Communication is a two-way street, if your questions are not being understood maybe you should put some effort into making them clearer.
Non-academic labs can't offer tenure because there's no tradition of it outside academia and by its very nature it only has value if an organisation can make a credible commitment to maintain for decades or centuries.
Labs that can dangle the carrot of a tenure-track position can pay much less than those that can't; workers overvalue it both because people generally overvalue potential prizes and because it's been gradually made rarer and pushed back further and further.
> Non-academic labs can't offer tenure because there's no tradition of it outside academia and by its very nature it only has value if an organisation can make a credible commitment to maintain for decades or centuries.
This would imply that it's impossible for non-academic institutions to offer pensions, too.

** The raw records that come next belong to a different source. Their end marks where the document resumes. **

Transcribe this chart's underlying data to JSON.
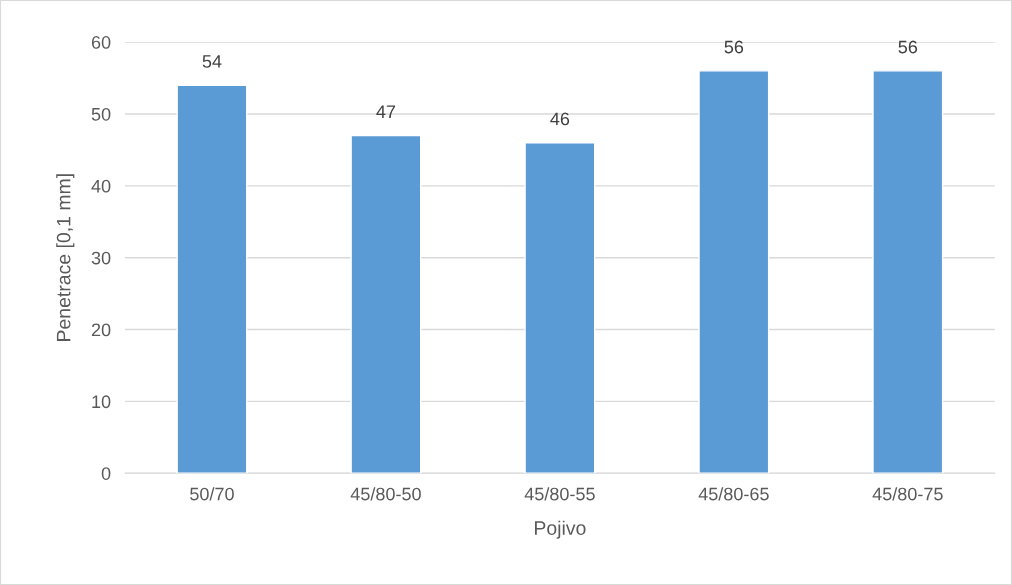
{
  "chart_data": {
    "type": "bar",
    "xlabel": "Pojivo",
    "ylabel": "Penetrace [0,1 mm]",
    "categories": [
      "50/70",
      "45/80-50",
      "45/80-55",
      "45/80-65",
      "45/80-75"
    ],
    "values": [
      54,
      47,
      46,
      56,
      56
    ],
    "color": "#5b9bd5",
    "ylim": [
      0,
      60
    ],
    "yticks": [
      0,
      10,
      20,
      30,
      40,
      50,
      60
    ],
    "grid": "y",
    "data_labels": true
  }
}
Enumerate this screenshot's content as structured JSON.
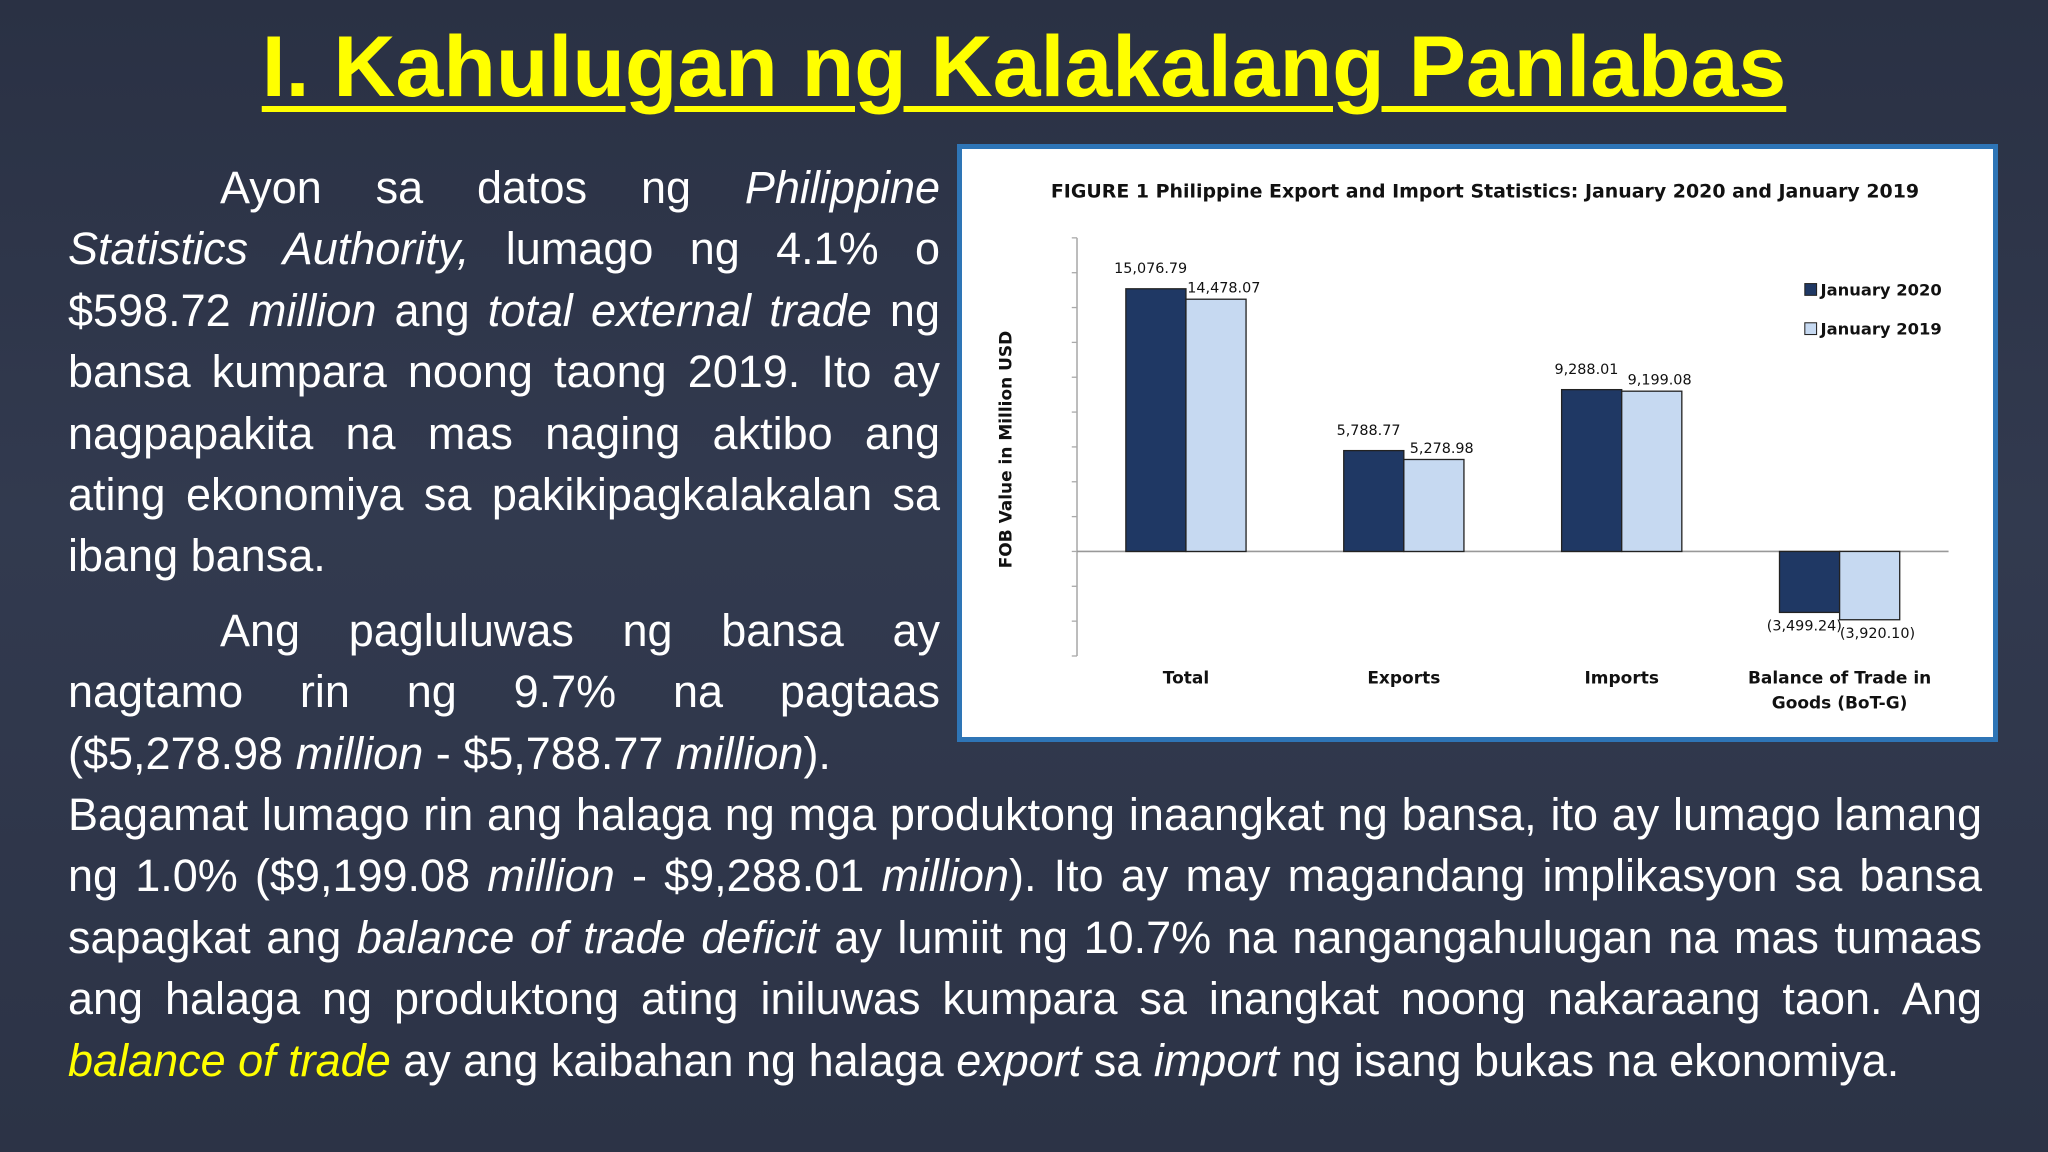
{
  "title": "I. Kahulugan ng Kalakalang Panlabas",
  "paragraphs": [
    {
      "runs": [
        {
          "text": "Ayon sa datos ng "
        },
        {
          "text": "Philippine Statistics Authority,",
          "italic": true
        },
        {
          "text": " lumago ng 4.1% o $598.72 "
        },
        {
          "text": "million",
          "italic": true
        },
        {
          "text": " ang "
        },
        {
          "text": "total external trade",
          "italic": true
        },
        {
          "text": " ng bansa kumpara noong taong 2019. Ito ay nagpapakita na mas naging aktibo ang ating ekonomiya sa pakikipagkalakalan sa ibang bansa."
        }
      ]
    },
    {
      "runs": [
        {
          "text": "Ang pagluluwas ng bansa ay nagtamo rin ng 9.7% na pagtaas ($5,278.98 "
        },
        {
          "text": "million",
          "italic": true
        },
        {
          "text": " - $5,788.77 "
        },
        {
          "text": "million",
          "italic": true
        },
        {
          "text": ")."
        }
      ]
    },
    {
      "runs": [
        {
          "text": "Bagamat lumago rin ang halaga ng mga produktong inaangkat ng bansa, ito ay lumago lamang ng 1.0% ($9,199.08 "
        },
        {
          "text": "million",
          "italic": true
        },
        {
          "text": " - $9,288.01 "
        },
        {
          "text": "million",
          "italic": true
        },
        {
          "text": "). Ito ay may magandang implikasyon sa bansa sapagkat ang "
        },
        {
          "text": "balance of trade deficit",
          "italic": true
        },
        {
          "text": " ay lumiit ng 10.7% na nangangahulugan na mas tumaas ang halaga ng produktong ating iniluwas kumpara sa inangkat noong nakaraang taon. Ang "
        },
        {
          "text": "balance of trade",
          "italic": true,
          "color": "#ffff00"
        },
        {
          "text": " ay ang kaibahan ng halaga "
        },
        {
          "text": "export",
          "italic": true
        },
        {
          "text": " sa "
        },
        {
          "text": "import",
          "italic": true
        },
        {
          "text": " ng isang bukas na ekonomiya."
        }
      ]
    }
  ],
  "chart_data": {
    "type": "bar",
    "title": "FIGURE 1  Philippine Export and Import Statistics:  January 2020 and January 2019",
    "y_label": "FOB Value in Million USD",
    "categories": [
      "Total",
      "Exports",
      "Imports",
      "Balance of Trade in Goods (BoT-G)"
    ],
    "series": [
      {
        "name": "January 2020",
        "color": "#1f3864",
        "values": [
          15076.79,
          5788.77,
          9288.01,
          -3499.24
        ],
        "value_labels": [
          "15,076.79",
          "5,788.77",
          "9,288.01",
          "(3,499.24)"
        ]
      },
      {
        "name": "January 2019",
        "color": "#c6d9f1",
        "values": [
          14478.07,
          5278.98,
          9199.08,
          -3920.1
        ],
        "value_labels": [
          "14,478.07",
          "5,278.98",
          "9,199.08",
          "(3,920.10)"
        ]
      }
    ],
    "ylim": [
      -6000,
      18000
    ],
    "yticks": [
      -6000,
      -4000,
      -2000,
      0,
      2000,
      4000,
      6000,
      8000,
      10000,
      12000,
      14000,
      16000,
      18000
    ],
    "legend": "upper right"
  }
}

Now, they are certainly moving in that direction, but it seems strange to argue that they can't.
It would imply that prospective workers don't put a lot of value on private companies' pension plans when weighing employment offers, which in my experience is true (employees do perhaps value governmental workers' pensions, because the government is the kind of stable organisation that can make multi-decade commitments). There's also a level of governmental support (high-profile bailouts and the like) of private pensions that lends credibility to pensions, whereas governments seem if anything anti-tenure.
Labs that don't have this often require either a business to subsidize their work or they suddenly become completely reliant in grants. These environments are highly unstable in terms of job security. Positions are tied to a grant or a mixture of grants and difficult to maintain. If one or enough sources fail and the role is completely paid through grant money, it suddenly becomes untenable and people leave the role. The advantage academic environments have is that revenue stream to cushion the instability and provide stability.
It also lures in cheaper labor from grad students and post docs which helps.